Его безутешное горе было настолько искренним, что Орхидея почувствовала, как в ней поднимается теплая волна симпатии к этому белокурому великану, лицо которого, несмотря на его усы и бакенбарды, было открытым и правдивым, словно лицо ребенка.

– Любовь – чувство сложное, – сказала она ласково.– Порою очень трудно сказать, отвечают вам взаимностью или нет...

– Лидия говорила, что любит Григория! Но в чем же тогда дело?

– Если вы ей предлагали драгоценности и меха, – вмешалась мадам Лекур, – ей трудно было говорить вам что-либо иное. Сколько вам лет, князь?

– Двадцать восемь. А почему вы об этом спрашиваете?

– Да потому, что уже пора разбираться получше в женщинах, особенно в тех, что выступают на парижских подмостках.

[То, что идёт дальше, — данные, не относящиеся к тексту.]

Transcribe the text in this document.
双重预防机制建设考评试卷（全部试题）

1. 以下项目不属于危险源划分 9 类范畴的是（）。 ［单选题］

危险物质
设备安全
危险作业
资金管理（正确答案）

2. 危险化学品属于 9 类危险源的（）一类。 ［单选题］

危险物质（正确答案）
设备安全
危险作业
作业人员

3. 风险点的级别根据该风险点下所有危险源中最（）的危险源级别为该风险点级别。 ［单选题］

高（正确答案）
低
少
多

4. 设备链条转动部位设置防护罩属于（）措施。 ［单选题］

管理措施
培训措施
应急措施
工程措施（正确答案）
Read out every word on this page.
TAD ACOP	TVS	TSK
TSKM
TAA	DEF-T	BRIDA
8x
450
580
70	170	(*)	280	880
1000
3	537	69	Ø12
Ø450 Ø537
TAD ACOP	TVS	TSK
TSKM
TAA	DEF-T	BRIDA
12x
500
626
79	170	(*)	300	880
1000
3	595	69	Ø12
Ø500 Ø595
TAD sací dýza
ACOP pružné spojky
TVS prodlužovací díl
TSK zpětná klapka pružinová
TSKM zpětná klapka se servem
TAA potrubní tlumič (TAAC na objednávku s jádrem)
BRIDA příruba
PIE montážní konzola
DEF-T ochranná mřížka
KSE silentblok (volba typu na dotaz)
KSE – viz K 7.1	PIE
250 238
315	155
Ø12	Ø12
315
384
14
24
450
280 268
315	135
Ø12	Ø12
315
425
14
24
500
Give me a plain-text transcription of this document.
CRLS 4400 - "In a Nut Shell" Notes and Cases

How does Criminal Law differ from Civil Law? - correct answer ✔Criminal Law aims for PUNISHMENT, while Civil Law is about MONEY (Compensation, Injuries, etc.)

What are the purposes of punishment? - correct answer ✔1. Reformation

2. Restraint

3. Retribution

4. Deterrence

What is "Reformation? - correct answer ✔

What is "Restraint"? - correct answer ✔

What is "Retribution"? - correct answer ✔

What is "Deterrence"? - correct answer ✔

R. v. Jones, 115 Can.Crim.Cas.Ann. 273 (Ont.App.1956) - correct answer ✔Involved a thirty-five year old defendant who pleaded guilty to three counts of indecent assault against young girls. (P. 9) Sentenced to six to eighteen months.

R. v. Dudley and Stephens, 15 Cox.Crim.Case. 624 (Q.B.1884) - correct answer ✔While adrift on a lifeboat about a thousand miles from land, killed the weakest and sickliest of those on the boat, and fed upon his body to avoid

Они ветрены, корыстны, как правило, и очень дорожат своей свободой. На вашем месте я бы попыталась найти другую даму сердца. Для вас это не должно составлять труда...

– О нет, такую очаровательную, как она, трудно!

– Так попробуйте! Париж кишит красавицами. И потом, мои годы позволяют мне это сказать, вы интересный юноша. Может быть, чересчур темпераментный, но...

– Если вы позволите, мадам, – прервал ее начальник вокзала, начавший нервничать из-за этой неожиданной задержки, – я бы предпочел, чтобы мы покинули поезд и продолжили обсуждение возникшего дела у меня в кабинете. Средиземноморский экспресс и так уже опаздывает, а он, как гласит его название, все-таки экспресс, а не черепаха, и должен уже отбыть...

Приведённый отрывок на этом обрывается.